Israel enfrenta sua maior encruzilhada às vésperas de Rosh Hashaná
Daniela KreschDaniela Kresch
TEL AVIV – Rosh Hashaná é sempre um momento de profunda reflexão, introspecção e renovação. Em Israel, país forjado por narrativas históricas, tradições antigas e uma diversidade de culturas, sempre foi um feriado importante, uma prévia do Yom Kipur, quando as pessoas deveriam fazer um mea culpa e desculpar os erros dos outros.
Este ano, no entanto, o Rosh Hashaná de 5784 acontecerá à sombra da maior encruzilhada que Israel enfrenta em seus 75 anos de existência. A reforma judicial que o atual governo tenta aprovar – à revelia da maioria da população – esgarça o tecido social do país, que pode rasgar.
A coalizão de governo mais direitista, ultranacionalista e religiosa da História de Israel já conseguiu aprovar uma das cláusulas dessa reforma judicial, cujo objetivo escancarado é enfraquecer o Poder Judiciário e, por consequência, a democracia israelense.
A coalizão esquece que a diversidade sempre foi a pedra angular de Israel, uma nação construída por pelo chamado “kibutz galuiot” – o agrupamento das diásporas. Desde os primeiros dias da sua criação moderna, em 1948, Israel recebeu pessoas – principalmente judeus – de diversas origens, formando uma sociedade que, apesar de tantas quedas e erros, prosperou e consolidou o país como uma potência econômica regional.
Dos movimentados mercados de Tel Aviv às ruas históricas da Cidade Velha de Jerusalém, passando por Haifa, Tiberíades, Beer Sheva e Eilat, a interação dinâmica de tradições, línguas e costumes é evidente em cada esquina. Grupos religiosos e étnicos convivem, em geral, pacificamente.
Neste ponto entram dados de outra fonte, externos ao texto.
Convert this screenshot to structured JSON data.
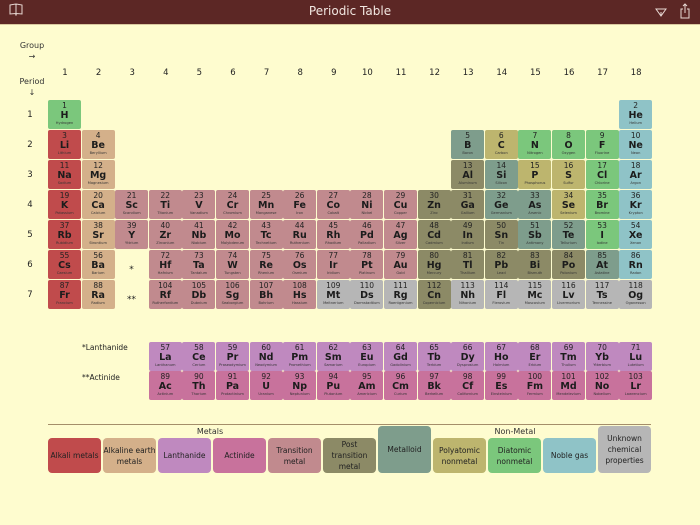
{
  "header": {
    "title": "Periodic Table",
    "left_icon": "book-icon",
    "right_icons": [
      "filter-icon",
      "share-icon"
    ]
  },
  "axes": {
    "group_label": "Group",
    "group_arrow": "→",
    "period_label": "Period",
    "period_arrow": "↓",
    "groups": [
      "1",
      "2",
      "3",
      "4",
      "5",
      "6",
      "7",
      "8",
      "9",
      "10",
      "11",
      "12",
      "13",
      "14",
      "15",
      "16",
      "17",
      "18"
    ],
    "periods": [
      "1",
      "2",
      "3",
      "4",
      "5",
      "6",
      "7"
    ]
  },
  "colors": {
    "alkali": "#c04b4c",
    "alkaline": "#d4b08a",
    "lanthanide": "#bf89bf",
    "actinide": "#c8729c",
    "transition": "#c18a8e",
    "post": "#8c8a66",
    "metalloid": "#7e9d8c",
    "polyatomic": "#bdb56e",
    "diatomic": "#7bc77c",
    "noble": "#8fc3c7",
    "unknown": "#b6b6b6"
  },
  "markers": {
    "lanthanide_star": "*",
    "actinide_star": "**"
  },
  "series_labels": {
    "lanthanide": "*Lanthanide",
    "actinide": "**Actinide"
  },
  "elements": [
    {
      "n": "1",
      "s": "H",
      "name": "Hydrogen",
      "g": 1,
      "p": 1,
      "c": "diatomic"
    },
    {
      "n": "2",
      "s": "He",
      "name": "Helium",
      "g": 18,
      "p": 1,
      "c": "noble"
    },
    {
      "n": "3",
      "s": "Li",
      "name": "Lithium",
      "g": 1,
      "p": 2,
      "c": "alkali"
    },
    {
      "n": "4",
      "s": "Be",
      "name": "Beryllium",
      "g": 2,
      "p": 2,
      "c": "alkaline"
    },
    {
      "n": "5",
      "s": "B",
      "name": "Boron",
      "g": 13,
      "p": 2,
      "c": "metalloid"
    },
    {
      "n": "6",
      "s": "C",
      "name": "Carbon",
      "g": 14,
      "p": 2,
      "c": "polyatomic"
    },
    {
      "n": "7",
      "s": "N",
      "name": "Nitrogen",
      "g": 15,
      "p": 2,
      "c": "diatomic"
    },
    {
      "n": "8",
      "s": "O",
      "name": "Oxygen",
      "g": 16,
      "p": 2,
      "c": "diatomic"
    },
    {
      "n": "9",
      "s": "F",
      "name": "Fluorine",
      "g": 17,
      "p": 2,
      "c": "diatomic"
    },
    {
      "n": "10",
      "s": "Ne",
      "name": "Neon",
      "g": 18,
      "p": 2,
      "c": "noble"
    },
    {
      "n": "11",
      "s": "Na",
      "name": "Sodium",
      "g": 1,
      "p": 3,
      "c": "alkali"
    },
    {
      "n": "12",
      "s": "Mg",
      "name": "Magnesium",
      "g": 2,
      "p": 3,
      "c": "alkaline"
    },
    {
      "n": "13",
      "s": "Al",
      "name": "Aluminum",
      "g": 13,
      "p": 3,
      "c": "post"
    },
    {
      "n": "14",
      "s": "Si",
      "name": "Silicon",
      "g": 14,
      "p": 3,
      "c": "metalloid"
    },
    {
      "n": "15",
      "s": "P",
      "name": "Phosphorus",
      "g": 15,
      "p": 3,
      "c": "polyatomic"
    },
    {
      "n": "16",
      "s": "S",
      "name": "Sulfur",
      "g": 16,
      "p": 3,
      "c": "polyatomic"
    },
    {
      "n": "17",
      "s": "Cl",
      "name": "Chlorine",
      "g": 17,
      "p": 3,
      "c": "diatomic"
    },
    {
      "n": "18",
      "s": "Ar",
      "name": "Argon",
      "g": 18,
      "p": 3,
      "c": "noble"
    },
    {
      "n": "19",
      "s": "K",
      "name": "Potassium",
      "g": 1,
      "p": 4,
      "c": "alkali"
    },
    {
      "n": "20",
      "s": "Ca",
      "name": "Calcium",
      "g": 2,
      "p": 4,
      "c": "alkaline"
    },
    {
      "n": "21",
      "s": "Sc",
      "name": "Scandium",
      "g": 3,
      "p": 4,
      "c": "transition"
    },
    {
      "n": "22",
      "s": "Ti",
      "name": "Titanium",
      "g": 4,
      "p": 4,
      "c": "transition"
    },
    {
      "n": "23",
      "s": "V",
      "name": "Vanadium",
      "g": 5,
      "p": 4,
      "c": "transition"
    },
    {
      "n": "24",
      "s": "Cr",
      "name": "Chromium",
      "g": 6,
      "p": 4,
      "c": "transition"
    },
    {
      "n": "25",
      "s": "Mn",
      "name": "Manganese",
      "g": 7,
      "p": 4,
      "c": "transition"
    },
    {
      "n": "26",
      "s": "Fe",
      "name": "Iron",
      "g": 8,
      "p": 4,
      "c": "transition"
    },
    {
      "n": "27",
      "s": "Co",
      "name": "Cobalt",
      "g": 9,
      "p": 4,
      "c": "transition"
    },
    {
      "n": "28",
      "s": "Ni",
      "name": "Nickel",
      "g": 10,
      "p": 4,
      "c": "transition"
    },
    {
      "n": "29",
      "s": "Cu",
      "name": "Copper",
      "g": 11,
      "p": 4,
      "c": "transition"
    },
    {
      "n": "30",
      "s": "Zn",
      "name": "Zinc",
      "g": 12,
      "p": 4,
      "c": "post"
    },
    {
      "n": "31",
      "s": "Ga",
      "name": "Gallium",
      "g": 13,
      "p": 4,
      "c": "post"
    },
    {
      "n": "32",
      "s": "Ge",
      "name": "Germanium",
      "g": 14,
      "p": 4,
      "c": "metalloid"
    },
    {
      "n": "33",
      "s": "As",
      "name": "Arsenic",
      "g": 15,
      "p": 4,
      "c": "metalloid"
    },
    {
      "n": "34",
      "s": "Se",
      "name": "Selenium",
      "g": 16,
      "p": 4,
      "c": "polyatomic"
    },
    {
      "n": "35",
      "s": "Br",
      "name": "Bromine",
      "g": 17,
      "p": 4,
      "c": "diatomic"
    },
    {
      "n": "36",
      "s": "Kr",
      "name": "Krypton",
      "g": 18,
      "p": 4,
      "c": "noble"
    },
    {
      "n": "37",
      "s": "Rb",
      "name": "Rubidium",
      "g": 1,
      "p": 5,
      "c": "alkali"
    },
    {
      "n": "38",
      "s": "Sr",
      "name": "Strontium",
      "g": 2,
      "p": 5,
      "c": "alkaline"
    },
    {
      "n": "39",
      "s": "Y",
      "name": "Yttrium",
      "g": 3,
      "p": 5,
      "c": "transition"
    },
    {
      "n": "40",
      "s": "Zr",
      "name": "Zirconium",
      "g": 4,
      "p": 5,
      "c": "transition"
    },
    {
      "n": "41",
      "s": "Nb",
      "name": "Niobium",
      "g": 5,
      "p": 5,
      "c": "transition"
    },
    {
      "n": "42",
      "s": "Mo",
      "name": "Molybdenum",
      "g": 6,
      "p": 5,
      "c": "transition"
    },
    {
      "n": "43",
      "s": "Tc",
      "name": "Technetium",
      "g": 7,
      "p": 5,
      "c": "transition"
    },
    {
      "n": "44",
      "s": "Ru",
      "name": "Ruthenium",
      "g": 8,
      "p": 5,
      "c": "transition"
    },
    {
      "n": "45",
      "s": "Rh",
      "name": "Rhodium",
      "g": 9,
      "p": 5,
      "c": "transition"
    },
    {
      "n": "46",
      "s": "Pd",
      "name": "Palladium",
      "g": 10,
      "p": 5,
      "c": "transition"
    },
    {
      "n": "47",
      "s": "Ag",
      "name": "Silver",
      "g": 11,
      "p": 5,
      "c": "transition"
    },
    {
      "n": "48",
      "s": "Cd",
      "name": "Cadmium",
      "g": 12,
      "p": 5,
      "c": "post"
    },
    {
      "n": "49",
      "s": "In",
      "name": "Indium",
      "g": 13,
      "p": 5,
      "c": "post"
    },
    {
      "n": "50",
      "s": "Sn",
      "name": "Tin",
      "g": 14,
      "p": 5,
      "c": "post"
    },
    {
      "n": "51",
      "s": "Sb",
      "name": "Antimony",
      "g": 15,
      "p": 5,
      "c": "metalloid"
    },
    {
      "n": "52",
      "s": "Te",
      "name": "Tellurium",
      "g": 16,
      "p": 5,
      "c": "metalloid"
    },
    {
      "n": "53",
      "s": "I",
      "name": "Iodine",
      "g": 17,
      "p": 5,
      "c": "diatomic"
    },
    {
      "n": "54",
      "s": "Xe",
      "name": "Xenon",
      "g": 18,
      "p": 5,
      "c": "noble"
    },
    {
      "n": "55",
      "s": "Cs",
      "name": "Caesium",
      "g": 1,
      "p": 6,
      "c": "alkali"
    },
    {
      "n": "56",
      "s": "Ba",
      "name": "Barium",
      "g": 2,
      "p": 6,
      "c": "alkaline"
    },
    {
      "n": "72",
      "s": "Hf",
      "name": "Hafnium",
      "g": 4,
      "p": 6,
      "c": "transition"
    },
    {
      "n": "73",
      "s": "Ta",
      "name": "Tantalum",
      "g": 5,
      "p": 6,
      "c": "transition"
    },
    {
      "n": "74",
      "s": "W",
      "name": "Tungsten",
      "g": 6,
      "p": 6,
      "c": "transition"
    },
    {
      "n": "75",
      "s": "Re",
      "name": "Rhenium",
      "g": 7,
      "p": 6,
      "c": "transition"
    },
    {
      "n": "76",
      "s": "Os",
      "name": "Osmium",
      "g": 8,
      "p": 6,
      "c": "transition"
    },
    {
      "n": "77",
      "s": "Ir",
      "name": "Iridium",
      "g": 9,
      "p": 6,
      "c": "transition"
    },
    {
      "n": "78",
      "s": "Pt",
      "name": "Platinum",
      "g": 10,
      "p": 6,
      "c": "transition"
    },
    {
      "n": "79",
      "s": "Au",
      "name": "Gold",
      "g": 11,
      "p": 6,
      "c": "transition"
    },
    {
      "n": "80",
      "s": "Hg",
      "name": "Mercury",
      "g": 12,
      "p": 6,
      "c": "post"
    },
    {
      "n": "81",
      "s": "Tl",
      "name": "Thallium",
      "g": 13,
      "p": 6,
      "c": "post"
    },
    {
      "n": "82",
      "s": "Pb",
      "name": "Lead",
      "g": 14,
      "p": 6,
      "c": "post"
    },
    {
      "n": "83",
      "s": "Bi",
      "name": "Bismuth",
      "g": 15,
      "p": 6,
      "c": "post"
    },
    {
      "n": "84",
      "s": "Po",
      "name": "Polonium",
      "g": 16,
      "p": 6,
      "c": "post"
    },
    {
      "n": "85",
      "s": "At",
      "name": "Astatine",
      "g": 17,
      "p": 6,
      "c": "metalloid"
    },
    {
      "n": "86",
      "s": "Rn",
      "name": "Radon",
      "g": 18,
      "p": 6,
      "c": "noble"
    },
    {
      "n": "87",
      "s": "Fr",
      "name": "Francium",
      "g": 1,
      "p": 7,
      "c": "alkali"
    },
    {
      "n": "88",
      "s": "Ra",
      "name": "Radium",
      "g": 2,
      "p": 7,
      "c": "alkaline"
    },
    {
      "n": "104",
      "s": "Rf",
      "name": "Rutherfordium",
      "g": 4,
      "p": 7,
      "c": "transition"
    },
    {
      "n": "105",
      "s": "Db",
      "name": "Dubnium",
      "g": 5,
      "p": 7,
      "c": "transition"
    },
    {
      "n": "106",
      "s": "Sg",
      "name": "Seaborgium",
      "g": 6,
      "p": 7,
      "c": "transition"
    },
    {
      "n": "107",
      "s": "Bh",
      "name": "Bohrium",
      "g": 7,
      "p": 7,
      "c": "transition"
    },
    {
      "n": "108",
      "s": "Hs",
      "name": "Hassium",
      "g": 8,
      "p": 7,
      "c": "transition"
    },
    {
      "n": "109",
      "s": "Mt",
      "name": "Meitnerium",
      "g": 9,
      "p": 7,
      "c": "unknown"
    },
    {
      "n": "110",
      "s": "Ds",
      "name": "Darmstadtium",
      "g": 10,
      "p": 7,
      "c": "unknown"
    },
    {
      "n": "111",
      "s": "Rg",
      "name": "Roentgenium",
      "g": 11,
      "p": 7,
      "c": "unknown"
    },
    {
      "n": "112",
      "s": "Cn",
      "name": "Copernicium",
      "g": 12,
      "p": 7,
      "c": "post"
    },
    {
      "n": "113",
      "s": "Nh",
      "name": "Nihonium",
      "g": 13,
      "p": 7,
      "c": "unknown"
    },
    {
      "n": "114",
      "s": "Fl",
      "name": "Flerovium",
      "g": 14,
      "p": 7,
      "c": "unknown"
    },
    {
      "n": "115",
      "s": "Mc",
      "name": "Moscovium",
      "g": 15,
      "p": 7,
      "c": "unknown"
    },
    {
      "n": "116",
      "s": "Lv",
      "name": "Livermorium",
      "g": 16,
      "p": 7,
      "c": "unknown"
    },
    {
      "n": "117",
      "s": "Ts",
      "name": "Tennessine",
      "g": 17,
      "p": 7,
      "c": "unknown"
    },
    {
      "n": "118",
      "s": "Og",
      "name": "Oganesson",
      "g": 18,
      "p": 7,
      "c": "unknown"
    }
  ],
  "lanthanides": [
    {
      "n": "57",
      "s": "La",
      "name": "Lanthanum"
    },
    {
      "n": "58",
      "s": "Ce",
      "name": "Cerium"
    },
    {
      "n": "59",
      "s": "Pr",
      "name": "Praseodymium"
    },
    {
      "n": "60",
      "s": "Nd",
      "name": "Neodymium"
    },
    {
      "n": "61",
      "s": "Pm",
      "name": "Promethium"
    },
    {
      "n": "62",
      "s": "Sm",
      "name": "Samarium"
    },
    {
      "n": "63",
      "s": "Eu",
      "name": "Europium"
    },
    {
      "n": "64",
      "s": "Gd",
      "name": "Gadolinium"
    },
    {
      "n": "65",
      "s": "Tb",
      "name": "Terbium"
    },
    {
      "n": "66",
      "s": "Dy",
      "name": "Dysprosium"
    },
    {
      "n": "67",
      "s": "Ho",
      "name": "Holmium"
    },
    {
      "n": "68",
      "s": "Er",
      "name": "Erbium"
    },
    {
      "n": "69",
      "s": "Tm",
      "name": "Thulium"
    },
    {
      "n": "70",
      "s": "Yb",
      "name": "Ytterbium"
    },
    {
      "n": "71",
      "s": "Lu",
      "name": "Lutetium"
    }
  ],
  "actinides": [
    {
      "n": "89",
      "s": "Ac",
      "name": "Actinium"
    },
    {
      "n": "90",
      "s": "Th",
      "name": "Thorium"
    },
    {
      "n": "91",
      "s": "Pa",
      "name": "Protactinium"
    },
    {
      "n": "92",
      "s": "U",
      "name": "Uranium"
    },
    {
      "n": "93",
      "s": "Np",
      "name": "Neptunium"
    },
    {
      "n": "94",
      "s": "Pu",
      "name": "Plutonium"
    },
    {
      "n": "95",
      "s": "Am",
      "name": "Americium"
    },
    {
      "n": "96",
      "s": "Cm",
      "name": "Curium"
    },
    {
      "n": "97",
      "s": "Bk",
      "name": "Berkelium"
    },
    {
      "n": "98",
      "s": "Cf",
      "name": "Californium"
    },
    {
      "n": "99",
      "s": "Es",
      "name": "Einsteinium"
    },
    {
      "n": "100",
      "s": "Fm",
      "name": "Fermium"
    },
    {
      "n": "101",
      "s": "Md",
      "name": "Mendelevium"
    },
    {
      "n": "102",
      "s": "No",
      "name": "Nobelium"
    },
    {
      "n": "103",
      "s": "Lr",
      "name": "Lawrencium"
    }
  ],
  "legend": {
    "metals_header": "Metals",
    "nonmetal_header": "Non-Metal",
    "items": [
      {
        "label": "Alkali metals",
        "c": "alkali"
      },
      {
        "label": "Alkaline earth metals",
        "c": "alkaline"
      },
      {
        "label": "Lanthanide",
        "c": "lanthanide"
      },
      {
        "label": "Actinide",
        "c": "actinide"
      },
      {
        "label": "Transition metal",
        "c": "transition"
      },
      {
        "label": "Post transition metal",
        "c": "post"
      },
      {
        "label": "Metalloid",
        "c": "metalloid"
      },
      {
        "label": "Polyatomic nonmetal",
        "c": "polyatomic"
      },
      {
        "label": "Diatomic nonmetal",
        "c": "diatomic"
      },
      {
        "label": "Noble gas",
        "c": "noble"
      },
      {
        "label": "Unknown chemical properties",
        "c": "unknown"
      }
    ]
  }
}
Judeus, cristãos, muçulmanos, drusos e muitos outros partilham a mesma terra e vivem lado a lado numa coexistência que, embora tenha os seus desafios, serve como um testemunho do compromisso dos habitantes em levar suas vidas da melhor maneira possível.
É claro que Israel, como qualquer “melting pot” de populações, não está imune aos desafios que a diversidade apresenta. Há tensões alimentadas por queixas históricas e disparidades culturais, religiosas e socioeconómicas. A chave é o diálogo, diriam os mais sábios, e a tolerância. Este governo, no entanto, parece não acreditar nisso.
Para este governo, a “solução” é impor seus valores e atropelar quem não votou nele. “Temos maioria no Knesset, então podemos tudo!”, dizem as vozes mais ignorantes e brutas desta coalizão, enquanto o primeiro-ministro, acuado e enfraquecido em sua soberba e medo da Justiça, se cala.
O silêncio de Benjamin Netanyahu cria um vácuo que é ocupado por radicais, extremistas religiosos, racistas, misóginos e outras pestes, que parecem ter saído de uma caixa de Pandora terrível.
Os ultranacionalistas religiosos querem forjar uma teocracia judaica que dobre ou afugente os seculares ou religiosos light. Querem anexar territórios palestinos e ignorar o resto do mundo. Querem apenas viver em sua bolha ideológica.
Os ultraortodoxos querem continuar com suas vidas extremamente voltadas para a Torá, o que inclui lutar para seus jovens não servirem no exército e não estudarem disciplinas que os integrem no mercado de trabalho, como matemática e inglês. Querem apenas viver em sua bolha religiosa.
E Netanyahu… O que quer Netanyahu, que não deixa seu pedestal? Quer evitar a prisão e que o resto se dane.
A sociedade israelense demonstrou uma resiliência notável, nos últimos 75 anos. O motivo foi a garantia da continuação da diversidade de culturas, estilos de vida, religiões e ideias. Apesar de todas as guerras e conflitos internos, que foram e ainda são muitos, sempre houve uma ideia de compartilhamento de um destino em comum, uma ideia de “lar”. Uma vontade de lutar pela continuação desse experimento chamado Israel.
Sem essa vontade, esse anseio, esse desejo por continuidade com base na diversidade, Israel está a perigo. E é isso que amedronta tanta gente, nesta véspera de Rosh Hashaná.
A esperança é a sociedade civil que acredita na tolerância, no progresso e na paz. No espírito de Rosh Hashaná, temos que recordar a história da jornada de Israel – uma nação nascida de diversas origens, moldada pela História e unida por um destino comum. As lições aprendidas com o seu esforço contínuo para harmonizar várias identidades, devem ser relembradas. Israel precisa continuar a ser uma sociedade plural e próspera, uma sociedade resiliente com uma população determinada em continuar a fazer da diversidade sua fonte de força.